Emak Bakia, 1926 by Man Ray
Emak Bakia, 1926, remade 1970, consists of an upright wooden part that resembles the neck of a 'cello but which has had its strings replaced by unplayable, loose horsehair. The two locks of hair flow down the wooden neck and endow the piece with a sense of life. The original work consisted of the neck of an old 'cello picked up in a Paris flea market and the horsehair of the bow used for playing the instrument. Arturo Schwarz, Man Ray's dealer and author of a monograph on him, has written, 'The 'cello-neck looked worn and weathered, and Man Ray felt the urge to point humorously to its age: since it has grown old, he gave it a long white beard'. Schwarz adds that the spiral form of the 'cello probably held a fascination for the artist too. Man Ray once said,
Nature, from the sea-shell to the galaxy, is full of spirals: when I was a young man I was already obsessed by this form; when working as a draughtsman I was fascinated by curves, spirals, parabolas, hyperbolas."
The work's title, which means in Basque 'leave me alone', is the name of a house owned by Rose and Arthur Wheeler near Biarritz where Man Ray stayed and made an avant-garde film of the same name in 1925. This film, which Man Ray termed a 'cinepoem', was first shown in November 1926, and was hailed as a great piece of cinematography that melded aspects of dada and surrealism. The original version of the object was shown briefly in the film but was lost subsequently.

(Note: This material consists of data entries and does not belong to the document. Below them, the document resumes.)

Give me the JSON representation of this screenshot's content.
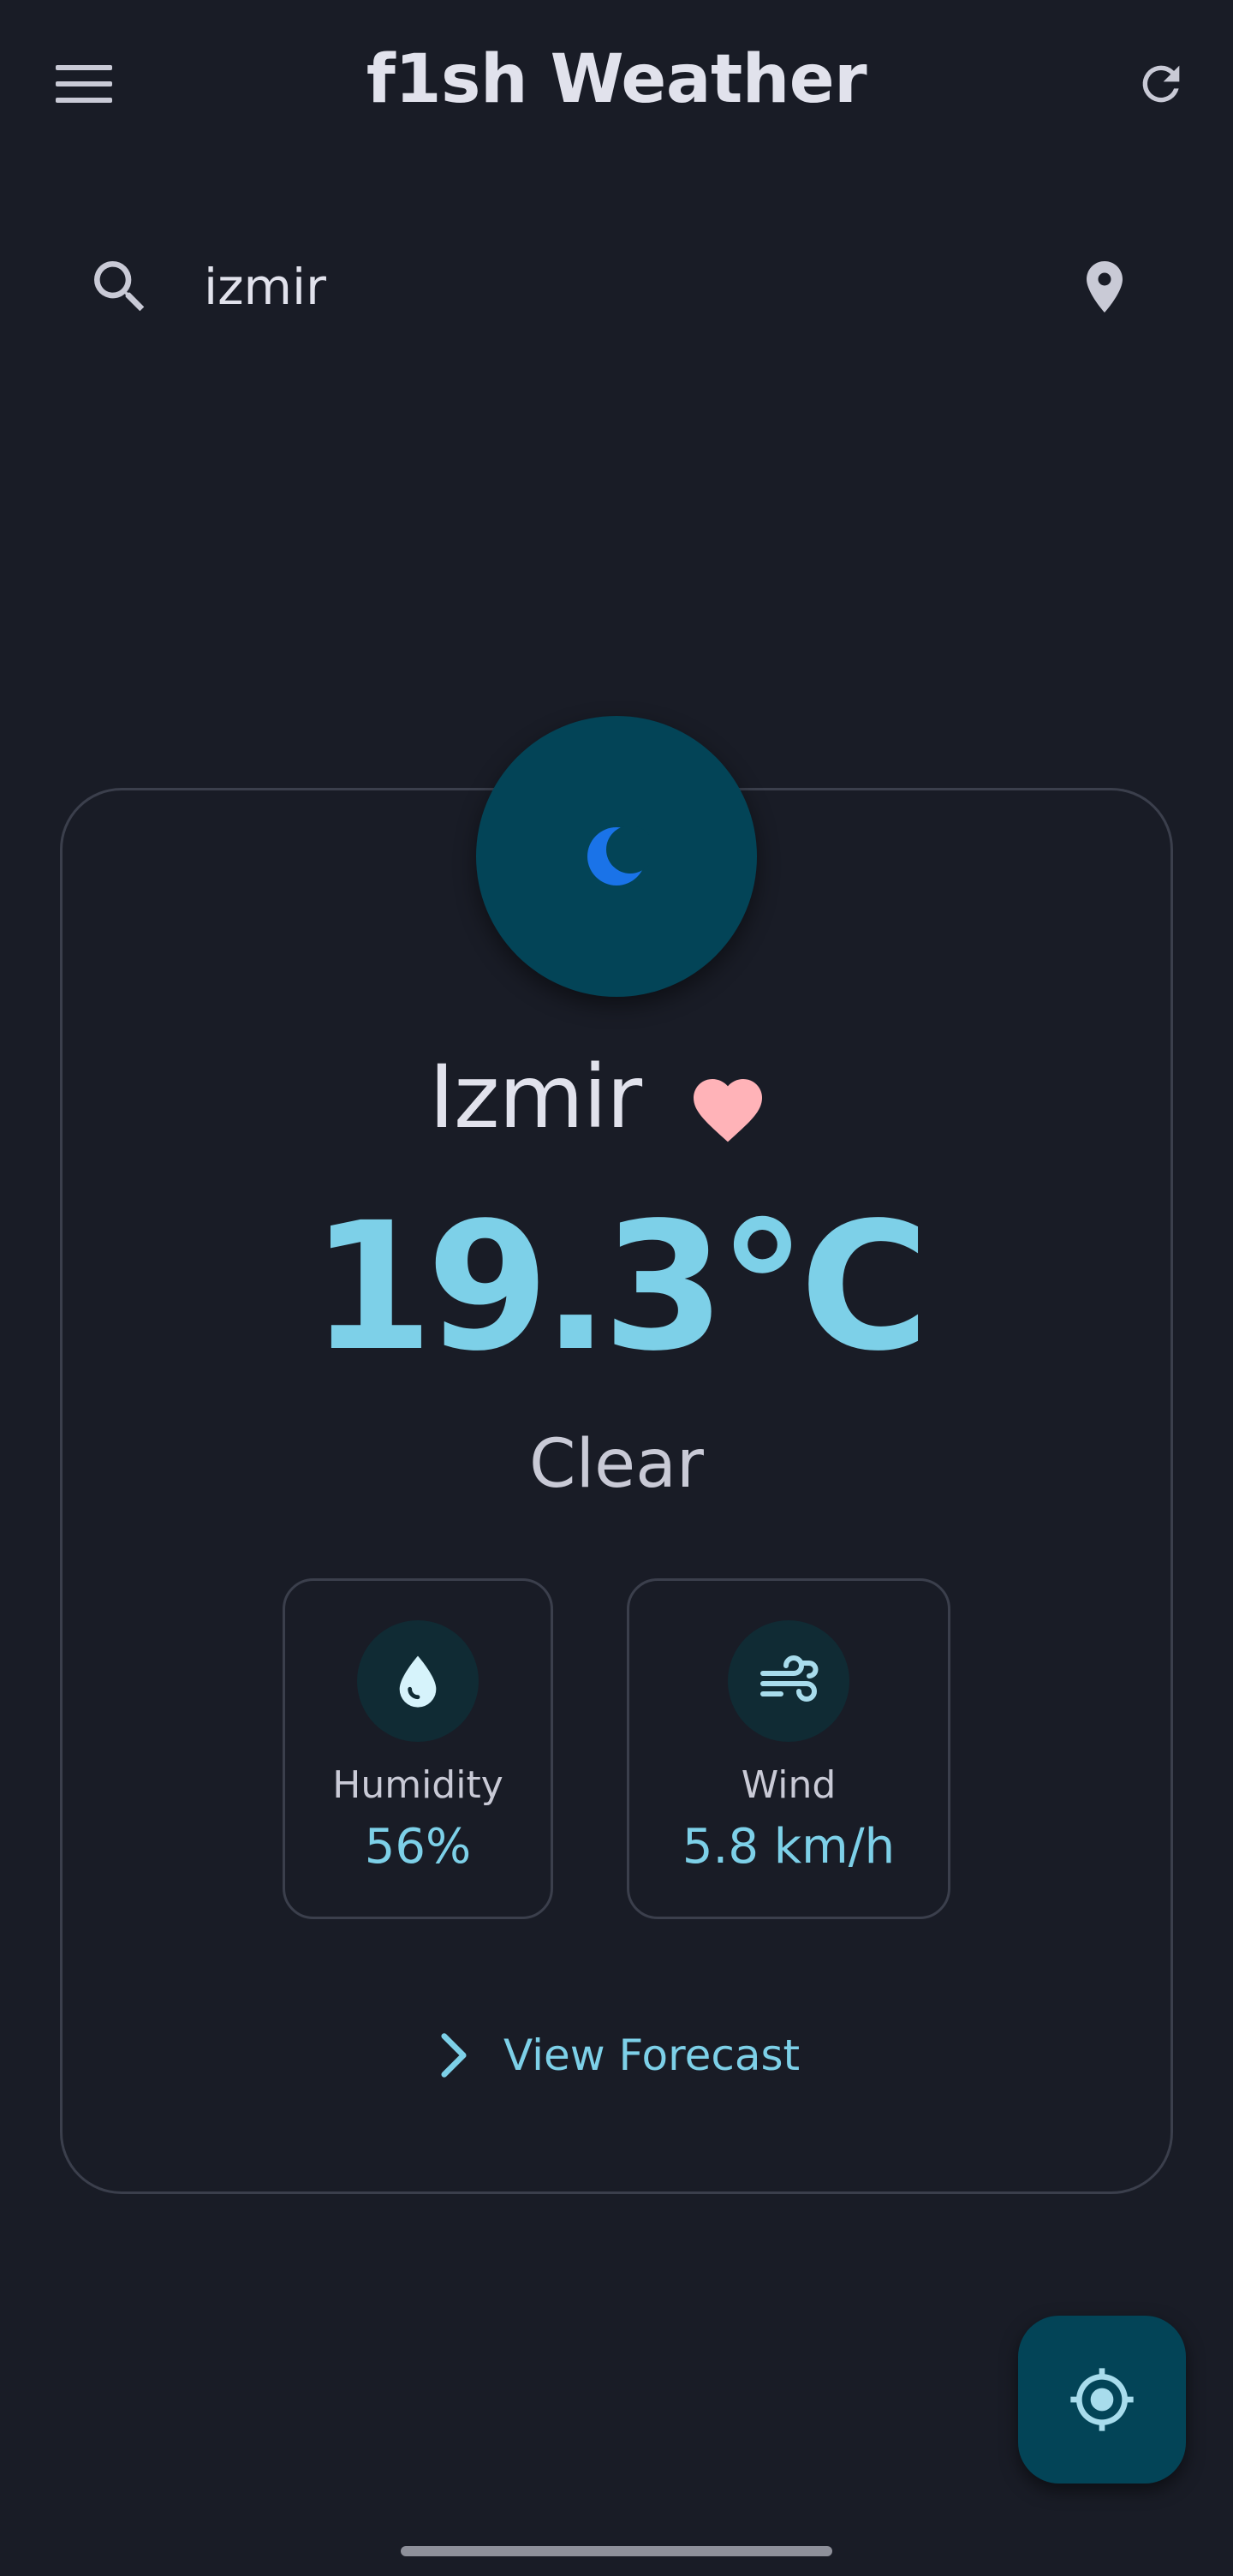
{
  "app_bar": {
    "title": "f1sh Weather",
    "menu_icon": "menu-icon",
    "refresh_icon": "refresh-icon"
  },
  "search": {
    "value": "izmir",
    "search_icon": "search-icon",
    "location_icon": "location-pin-icon"
  },
  "weather": {
    "condition_icon": "moon-icon",
    "city": "Izmir",
    "favorite_icon": "heart-icon",
    "temperature": "19.3°C",
    "condition": "Clear",
    "humidity": {
      "icon": "water-drop-icon",
      "label": "Humidity",
      "value": "56%"
    },
    "wind": {
      "icon": "wind-icon",
      "label": "Wind",
      "value": "5.8 km/h"
    },
    "forecast_link": "View Forecast"
  },
  "fab": {
    "icon": "my-location-icon"
  },
  "colors": {
    "background": "#191c26",
    "accent": "#7dd0e8",
    "container": "#034457",
    "favorite": "#ffb3b8",
    "moon": "#1a73e8",
    "outline": "#3b3f4c"
  }
}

An edition of ten examples was made in silver in 1970 by the Studio Marconi, Milan, the same year Man Ray made this second original using wood. According to his assistant, Lucien Treillard, Man Ray did not particularly like the edition which had made the object appear too precious. He instructed Treillard to source materials in music shops. The piece is unsigned but listed in the 1983 Paris catalogue of Man Ray's objects.